Now we are starting the process of looking for our first home together. *smiles* wow. we really are so very lucky!

Thursday, April 2, 2009

Guilty as charged.

Dearest Miss Annie,

Wow. Mumma is tired. It's not all your fault though, so let's be clear from the outset. You are growing so very rapidly - it never ceases to amaze me. Your smiles come one after the other these days. Usually just because we smile at you, but when you're tired a little 'insey winsey spider' seems like the funniest song since 'achy breaky heart'. These smiles are a delight to witness. I crave them. Like a drug. I want more, more, more. They tell me you know who we are. That the last 10 weeks of feeding and burping and rocking and singing have actually mattered to your little personality. That you acknowledge we are there. That we are your parents. And that you love us.

My lack of energy probably comes from the fact that over the last week I have had a few tough days on my own. Self inflicted I have to confess. I wanted to spend a week at our beach house before the sale goes through and so I took you down there with me while Dada worked. You had some really good days and some really bad days. On the bad days I had no one to hand you to so that I could refocus. I had no one to bring you to me in bed at night or change your nappy when you leaked all over yourself. (might have to try new Aldi nappies to see if any better). I was up at night a lot. And for a few hours. You would eat and then smile at me. I loved it, but the night owl thing was making me weary.

We are back in the city now. Back home.

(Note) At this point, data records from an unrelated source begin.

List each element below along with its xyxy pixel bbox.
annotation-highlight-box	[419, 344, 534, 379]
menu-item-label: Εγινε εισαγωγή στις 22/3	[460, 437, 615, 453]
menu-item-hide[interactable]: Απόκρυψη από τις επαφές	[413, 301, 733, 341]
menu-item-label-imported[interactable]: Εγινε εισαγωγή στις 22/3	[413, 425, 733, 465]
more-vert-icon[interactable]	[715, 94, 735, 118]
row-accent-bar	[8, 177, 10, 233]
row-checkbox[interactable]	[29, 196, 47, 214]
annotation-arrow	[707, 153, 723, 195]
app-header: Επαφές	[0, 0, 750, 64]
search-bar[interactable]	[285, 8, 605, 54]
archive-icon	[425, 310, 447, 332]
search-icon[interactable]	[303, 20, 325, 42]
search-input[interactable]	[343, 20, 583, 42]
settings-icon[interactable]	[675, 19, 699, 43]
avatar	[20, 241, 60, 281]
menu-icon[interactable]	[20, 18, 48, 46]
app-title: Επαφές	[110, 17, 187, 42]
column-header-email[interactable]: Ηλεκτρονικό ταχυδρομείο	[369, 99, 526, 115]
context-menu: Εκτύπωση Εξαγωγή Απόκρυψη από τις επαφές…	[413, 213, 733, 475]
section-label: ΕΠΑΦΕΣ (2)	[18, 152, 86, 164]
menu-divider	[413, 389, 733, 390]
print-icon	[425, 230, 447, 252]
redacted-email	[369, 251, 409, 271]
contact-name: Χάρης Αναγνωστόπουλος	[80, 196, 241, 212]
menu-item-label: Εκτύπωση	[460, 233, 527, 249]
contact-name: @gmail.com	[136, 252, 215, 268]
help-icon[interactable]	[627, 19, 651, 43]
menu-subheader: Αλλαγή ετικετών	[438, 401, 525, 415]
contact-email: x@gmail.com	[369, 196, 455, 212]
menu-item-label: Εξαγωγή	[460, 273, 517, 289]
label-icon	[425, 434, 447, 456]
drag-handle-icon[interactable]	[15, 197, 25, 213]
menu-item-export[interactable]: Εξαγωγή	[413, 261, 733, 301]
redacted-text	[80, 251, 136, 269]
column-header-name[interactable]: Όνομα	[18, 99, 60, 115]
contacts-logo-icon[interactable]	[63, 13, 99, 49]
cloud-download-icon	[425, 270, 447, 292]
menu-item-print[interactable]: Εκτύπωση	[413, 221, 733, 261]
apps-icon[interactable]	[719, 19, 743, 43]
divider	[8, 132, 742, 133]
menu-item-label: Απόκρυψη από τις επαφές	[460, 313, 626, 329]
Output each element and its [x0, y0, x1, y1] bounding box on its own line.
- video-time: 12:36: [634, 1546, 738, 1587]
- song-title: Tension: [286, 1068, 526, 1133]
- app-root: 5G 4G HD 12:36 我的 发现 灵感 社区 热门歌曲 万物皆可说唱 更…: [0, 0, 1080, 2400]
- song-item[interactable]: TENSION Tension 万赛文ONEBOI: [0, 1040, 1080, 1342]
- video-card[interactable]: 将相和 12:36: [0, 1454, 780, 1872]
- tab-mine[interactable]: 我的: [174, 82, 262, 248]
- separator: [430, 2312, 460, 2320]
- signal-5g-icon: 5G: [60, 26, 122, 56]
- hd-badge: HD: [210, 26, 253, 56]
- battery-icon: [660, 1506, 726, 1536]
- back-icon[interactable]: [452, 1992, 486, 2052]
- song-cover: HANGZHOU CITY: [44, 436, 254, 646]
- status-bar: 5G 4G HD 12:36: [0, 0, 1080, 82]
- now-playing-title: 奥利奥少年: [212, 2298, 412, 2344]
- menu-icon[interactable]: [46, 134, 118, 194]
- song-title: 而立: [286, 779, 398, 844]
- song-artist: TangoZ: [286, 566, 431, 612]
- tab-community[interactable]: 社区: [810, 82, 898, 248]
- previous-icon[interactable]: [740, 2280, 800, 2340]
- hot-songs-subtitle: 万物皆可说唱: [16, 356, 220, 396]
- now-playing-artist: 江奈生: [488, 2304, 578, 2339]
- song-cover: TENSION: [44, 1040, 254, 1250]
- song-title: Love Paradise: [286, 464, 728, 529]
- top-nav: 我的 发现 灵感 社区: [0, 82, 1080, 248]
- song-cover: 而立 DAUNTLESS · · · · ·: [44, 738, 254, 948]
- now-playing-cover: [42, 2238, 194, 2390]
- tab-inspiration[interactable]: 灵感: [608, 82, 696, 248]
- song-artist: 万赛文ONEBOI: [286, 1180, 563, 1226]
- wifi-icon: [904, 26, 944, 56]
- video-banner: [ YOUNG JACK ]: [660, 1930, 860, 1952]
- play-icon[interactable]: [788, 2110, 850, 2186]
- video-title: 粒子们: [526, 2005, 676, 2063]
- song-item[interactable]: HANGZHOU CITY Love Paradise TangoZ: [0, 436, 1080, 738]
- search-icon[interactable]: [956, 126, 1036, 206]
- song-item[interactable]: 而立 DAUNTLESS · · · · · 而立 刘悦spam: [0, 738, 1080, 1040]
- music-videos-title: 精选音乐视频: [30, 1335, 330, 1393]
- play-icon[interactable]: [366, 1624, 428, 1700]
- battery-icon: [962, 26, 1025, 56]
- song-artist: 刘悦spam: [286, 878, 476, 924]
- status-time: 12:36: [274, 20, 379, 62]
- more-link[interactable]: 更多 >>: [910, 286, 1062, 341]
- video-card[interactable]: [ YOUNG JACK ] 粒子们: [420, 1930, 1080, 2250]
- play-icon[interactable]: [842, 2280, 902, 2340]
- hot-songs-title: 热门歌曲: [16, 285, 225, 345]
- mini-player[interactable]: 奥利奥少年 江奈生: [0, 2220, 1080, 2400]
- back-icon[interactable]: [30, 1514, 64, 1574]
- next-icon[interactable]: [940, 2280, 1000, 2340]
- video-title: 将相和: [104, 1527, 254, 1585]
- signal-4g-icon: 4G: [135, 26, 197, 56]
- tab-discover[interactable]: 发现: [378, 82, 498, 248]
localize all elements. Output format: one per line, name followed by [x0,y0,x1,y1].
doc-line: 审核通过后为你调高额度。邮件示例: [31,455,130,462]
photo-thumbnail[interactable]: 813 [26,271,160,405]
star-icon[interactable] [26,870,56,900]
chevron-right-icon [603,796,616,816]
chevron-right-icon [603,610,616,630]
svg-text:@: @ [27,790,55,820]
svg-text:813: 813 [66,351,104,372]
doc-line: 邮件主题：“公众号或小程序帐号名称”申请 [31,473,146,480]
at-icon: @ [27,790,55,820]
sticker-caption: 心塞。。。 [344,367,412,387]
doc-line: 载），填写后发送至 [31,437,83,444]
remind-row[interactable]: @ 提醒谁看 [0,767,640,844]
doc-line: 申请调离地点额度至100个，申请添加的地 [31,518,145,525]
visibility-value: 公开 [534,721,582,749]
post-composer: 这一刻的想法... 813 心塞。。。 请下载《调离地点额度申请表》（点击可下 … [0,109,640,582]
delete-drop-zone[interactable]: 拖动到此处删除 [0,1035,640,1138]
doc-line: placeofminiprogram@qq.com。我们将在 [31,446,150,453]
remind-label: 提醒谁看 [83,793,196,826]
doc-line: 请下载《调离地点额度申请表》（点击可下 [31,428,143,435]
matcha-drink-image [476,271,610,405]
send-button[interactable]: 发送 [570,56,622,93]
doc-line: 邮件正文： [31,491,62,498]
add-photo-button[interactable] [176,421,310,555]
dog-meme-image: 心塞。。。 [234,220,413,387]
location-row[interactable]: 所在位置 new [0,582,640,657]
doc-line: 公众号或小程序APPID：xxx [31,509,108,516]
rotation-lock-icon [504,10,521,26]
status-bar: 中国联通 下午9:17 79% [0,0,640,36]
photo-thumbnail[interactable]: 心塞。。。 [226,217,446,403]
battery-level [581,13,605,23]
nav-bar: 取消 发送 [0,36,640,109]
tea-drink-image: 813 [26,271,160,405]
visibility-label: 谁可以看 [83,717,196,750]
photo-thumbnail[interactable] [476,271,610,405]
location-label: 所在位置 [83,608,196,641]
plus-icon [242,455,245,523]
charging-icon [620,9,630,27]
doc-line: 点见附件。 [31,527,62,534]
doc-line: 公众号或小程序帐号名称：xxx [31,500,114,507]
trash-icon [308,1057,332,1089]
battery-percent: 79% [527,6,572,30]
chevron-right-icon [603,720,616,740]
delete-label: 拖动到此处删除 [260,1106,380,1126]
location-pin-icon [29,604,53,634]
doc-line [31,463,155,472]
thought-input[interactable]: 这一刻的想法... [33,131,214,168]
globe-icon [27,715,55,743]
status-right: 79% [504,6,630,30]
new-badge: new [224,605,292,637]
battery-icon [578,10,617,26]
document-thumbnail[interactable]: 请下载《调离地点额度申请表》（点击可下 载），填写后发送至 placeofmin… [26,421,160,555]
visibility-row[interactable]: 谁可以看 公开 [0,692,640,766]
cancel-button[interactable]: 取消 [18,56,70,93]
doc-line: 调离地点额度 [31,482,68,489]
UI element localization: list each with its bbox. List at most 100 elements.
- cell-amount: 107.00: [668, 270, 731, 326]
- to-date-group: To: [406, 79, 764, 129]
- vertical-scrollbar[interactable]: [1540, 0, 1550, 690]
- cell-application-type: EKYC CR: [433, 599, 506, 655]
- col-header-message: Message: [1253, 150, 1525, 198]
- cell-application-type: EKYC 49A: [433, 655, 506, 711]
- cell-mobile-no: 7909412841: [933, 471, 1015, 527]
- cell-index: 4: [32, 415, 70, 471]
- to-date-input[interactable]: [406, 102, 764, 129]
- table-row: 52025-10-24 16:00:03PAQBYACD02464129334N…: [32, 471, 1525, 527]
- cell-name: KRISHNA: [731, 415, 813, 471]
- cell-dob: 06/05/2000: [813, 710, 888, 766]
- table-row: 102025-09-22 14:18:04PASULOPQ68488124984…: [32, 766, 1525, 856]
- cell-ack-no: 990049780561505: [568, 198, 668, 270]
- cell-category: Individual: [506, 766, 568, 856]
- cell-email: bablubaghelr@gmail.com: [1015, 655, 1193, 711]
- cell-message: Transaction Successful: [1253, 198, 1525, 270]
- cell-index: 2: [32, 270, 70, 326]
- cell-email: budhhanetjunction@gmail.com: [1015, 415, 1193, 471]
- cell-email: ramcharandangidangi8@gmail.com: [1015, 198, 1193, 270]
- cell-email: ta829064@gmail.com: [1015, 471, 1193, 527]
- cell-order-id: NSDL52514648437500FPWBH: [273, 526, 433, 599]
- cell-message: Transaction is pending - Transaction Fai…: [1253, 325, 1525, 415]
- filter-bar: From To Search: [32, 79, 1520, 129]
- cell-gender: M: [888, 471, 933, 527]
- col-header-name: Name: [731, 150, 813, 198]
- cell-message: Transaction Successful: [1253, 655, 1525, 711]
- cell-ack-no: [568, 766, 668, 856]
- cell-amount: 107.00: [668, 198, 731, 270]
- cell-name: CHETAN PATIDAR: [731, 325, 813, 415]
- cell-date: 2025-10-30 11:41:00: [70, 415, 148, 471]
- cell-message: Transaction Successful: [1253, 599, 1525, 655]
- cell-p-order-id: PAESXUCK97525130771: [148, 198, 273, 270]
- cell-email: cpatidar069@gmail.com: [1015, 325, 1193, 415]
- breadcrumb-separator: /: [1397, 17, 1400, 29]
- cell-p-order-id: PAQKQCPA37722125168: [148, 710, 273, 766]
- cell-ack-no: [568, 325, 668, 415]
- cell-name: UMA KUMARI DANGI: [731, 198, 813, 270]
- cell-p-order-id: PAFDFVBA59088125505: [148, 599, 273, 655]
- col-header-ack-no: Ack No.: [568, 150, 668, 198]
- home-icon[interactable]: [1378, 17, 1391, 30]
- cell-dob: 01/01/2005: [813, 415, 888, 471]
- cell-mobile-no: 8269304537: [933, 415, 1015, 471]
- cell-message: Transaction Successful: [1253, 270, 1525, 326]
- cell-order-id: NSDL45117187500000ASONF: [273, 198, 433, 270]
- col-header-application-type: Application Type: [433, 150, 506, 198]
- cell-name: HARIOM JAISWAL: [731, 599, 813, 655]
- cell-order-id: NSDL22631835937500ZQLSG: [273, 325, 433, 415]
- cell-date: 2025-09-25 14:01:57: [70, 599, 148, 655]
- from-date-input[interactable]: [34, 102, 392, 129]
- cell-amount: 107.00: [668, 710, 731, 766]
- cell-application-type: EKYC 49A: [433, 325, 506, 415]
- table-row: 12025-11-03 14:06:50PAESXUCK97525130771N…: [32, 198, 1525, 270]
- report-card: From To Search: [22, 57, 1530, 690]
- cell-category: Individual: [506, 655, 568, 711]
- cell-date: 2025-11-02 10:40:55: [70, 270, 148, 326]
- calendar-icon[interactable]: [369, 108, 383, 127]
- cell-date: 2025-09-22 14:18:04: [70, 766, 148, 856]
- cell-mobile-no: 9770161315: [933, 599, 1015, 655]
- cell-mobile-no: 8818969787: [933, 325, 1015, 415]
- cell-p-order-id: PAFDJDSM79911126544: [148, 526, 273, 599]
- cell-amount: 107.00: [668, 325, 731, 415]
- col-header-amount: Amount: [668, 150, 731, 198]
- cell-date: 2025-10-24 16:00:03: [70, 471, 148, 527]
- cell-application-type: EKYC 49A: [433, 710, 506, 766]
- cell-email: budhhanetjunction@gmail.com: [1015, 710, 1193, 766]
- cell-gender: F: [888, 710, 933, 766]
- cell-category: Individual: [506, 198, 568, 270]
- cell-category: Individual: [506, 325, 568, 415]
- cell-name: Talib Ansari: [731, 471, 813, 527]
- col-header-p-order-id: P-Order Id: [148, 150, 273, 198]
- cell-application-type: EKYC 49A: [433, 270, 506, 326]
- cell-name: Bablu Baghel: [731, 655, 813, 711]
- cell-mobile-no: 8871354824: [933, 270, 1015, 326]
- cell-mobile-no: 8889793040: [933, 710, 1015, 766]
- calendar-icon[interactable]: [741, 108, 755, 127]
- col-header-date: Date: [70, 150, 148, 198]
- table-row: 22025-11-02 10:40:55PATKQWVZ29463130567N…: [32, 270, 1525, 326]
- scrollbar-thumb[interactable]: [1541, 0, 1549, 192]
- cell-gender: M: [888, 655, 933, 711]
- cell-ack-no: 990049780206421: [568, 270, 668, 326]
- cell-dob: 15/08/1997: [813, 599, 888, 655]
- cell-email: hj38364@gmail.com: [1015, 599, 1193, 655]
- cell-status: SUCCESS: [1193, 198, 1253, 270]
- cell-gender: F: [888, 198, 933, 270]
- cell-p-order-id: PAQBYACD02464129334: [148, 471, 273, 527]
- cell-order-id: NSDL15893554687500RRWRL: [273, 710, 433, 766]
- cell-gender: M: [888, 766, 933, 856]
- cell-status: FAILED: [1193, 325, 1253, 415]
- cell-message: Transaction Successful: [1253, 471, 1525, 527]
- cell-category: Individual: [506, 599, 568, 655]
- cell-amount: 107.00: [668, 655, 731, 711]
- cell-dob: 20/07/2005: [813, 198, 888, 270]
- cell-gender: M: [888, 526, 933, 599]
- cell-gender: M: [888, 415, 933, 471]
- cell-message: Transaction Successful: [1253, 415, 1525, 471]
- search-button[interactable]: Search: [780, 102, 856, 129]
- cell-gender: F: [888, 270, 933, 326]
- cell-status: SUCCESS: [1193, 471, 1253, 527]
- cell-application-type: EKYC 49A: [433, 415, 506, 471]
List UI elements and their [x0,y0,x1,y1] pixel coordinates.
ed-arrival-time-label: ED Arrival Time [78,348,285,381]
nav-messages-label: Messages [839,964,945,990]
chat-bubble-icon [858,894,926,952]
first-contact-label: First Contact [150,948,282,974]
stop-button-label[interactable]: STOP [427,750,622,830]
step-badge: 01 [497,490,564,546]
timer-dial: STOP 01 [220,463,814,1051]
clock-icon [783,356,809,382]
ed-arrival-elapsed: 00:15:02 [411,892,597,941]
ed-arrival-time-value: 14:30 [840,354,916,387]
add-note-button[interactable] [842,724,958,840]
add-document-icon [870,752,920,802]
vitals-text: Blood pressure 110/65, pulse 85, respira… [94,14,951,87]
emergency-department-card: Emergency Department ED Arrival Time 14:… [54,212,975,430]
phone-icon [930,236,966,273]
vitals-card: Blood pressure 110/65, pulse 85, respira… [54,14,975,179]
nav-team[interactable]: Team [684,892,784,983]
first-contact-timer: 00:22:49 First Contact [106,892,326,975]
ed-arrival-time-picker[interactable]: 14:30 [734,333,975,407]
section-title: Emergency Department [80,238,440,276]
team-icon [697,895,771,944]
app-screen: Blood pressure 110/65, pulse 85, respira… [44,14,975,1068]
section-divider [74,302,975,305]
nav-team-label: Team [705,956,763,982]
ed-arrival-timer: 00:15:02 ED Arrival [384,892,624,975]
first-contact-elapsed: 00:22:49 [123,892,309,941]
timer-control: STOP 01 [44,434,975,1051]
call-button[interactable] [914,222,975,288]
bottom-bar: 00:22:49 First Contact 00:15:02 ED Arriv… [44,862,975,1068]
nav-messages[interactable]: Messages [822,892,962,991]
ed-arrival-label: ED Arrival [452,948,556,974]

You are currently tucked up tightly in your bassinet, sleeping soundly. The thunder and rain today woke you momentarily and after a little grizzling and chatting away to yourself, you have dropped off again. This gives me to to recuperate. To rest and prepare for the afternoon when ABBA will be sung, tears will be had and many of those wide, luscious grins will delight my heart.

I guess what I am trying to say is that sometimes I find this mum thing hard. I wasn't prepared for that. I wasn't prepared for how I would be as a mum. I also find myself gaining more and more respect for mothers out there. (Especially single mums. Hail to you all! I am not worthy! You are doing a fantastic job, and all on your own too.) I can't compare to that. I have the patience and love of Dada to help me bring up you, my little girl.

You have really grown, sweet Annie. It scares me because I want these treasured moments to last. It would be nice to have you still for months on end to really LOVE every moment. I beat myself up with guilt for not cherishing every, single, waking moment. Like when you scream blue murder as I try to feed you and no matter how tempting I make the breast you arch your back and refuse it anyway. But I guess that's just me being human....and perhaps a little sleep deprived. I've been told that the guilt just stays with your forever. Am I doing the right thing? Have you had enough to eat? Should we have gone to Lucinda Williams last night at Hamer Hall when you were so very tired and needed sleep, sleep, sleep? The guilt just lives in me now. I was given a bag of it at the hospital to take home with me. All mums get one. We're very lucky that way. We can beat ourselves up over every little move we make on your behalf until you're big enough to make your own. I hope I make you proud. I hope you're not picking at the thread on a couch telling your psychiatrist that I have made you unstable. I hope when you grow up, you love me as much as I ardently love you.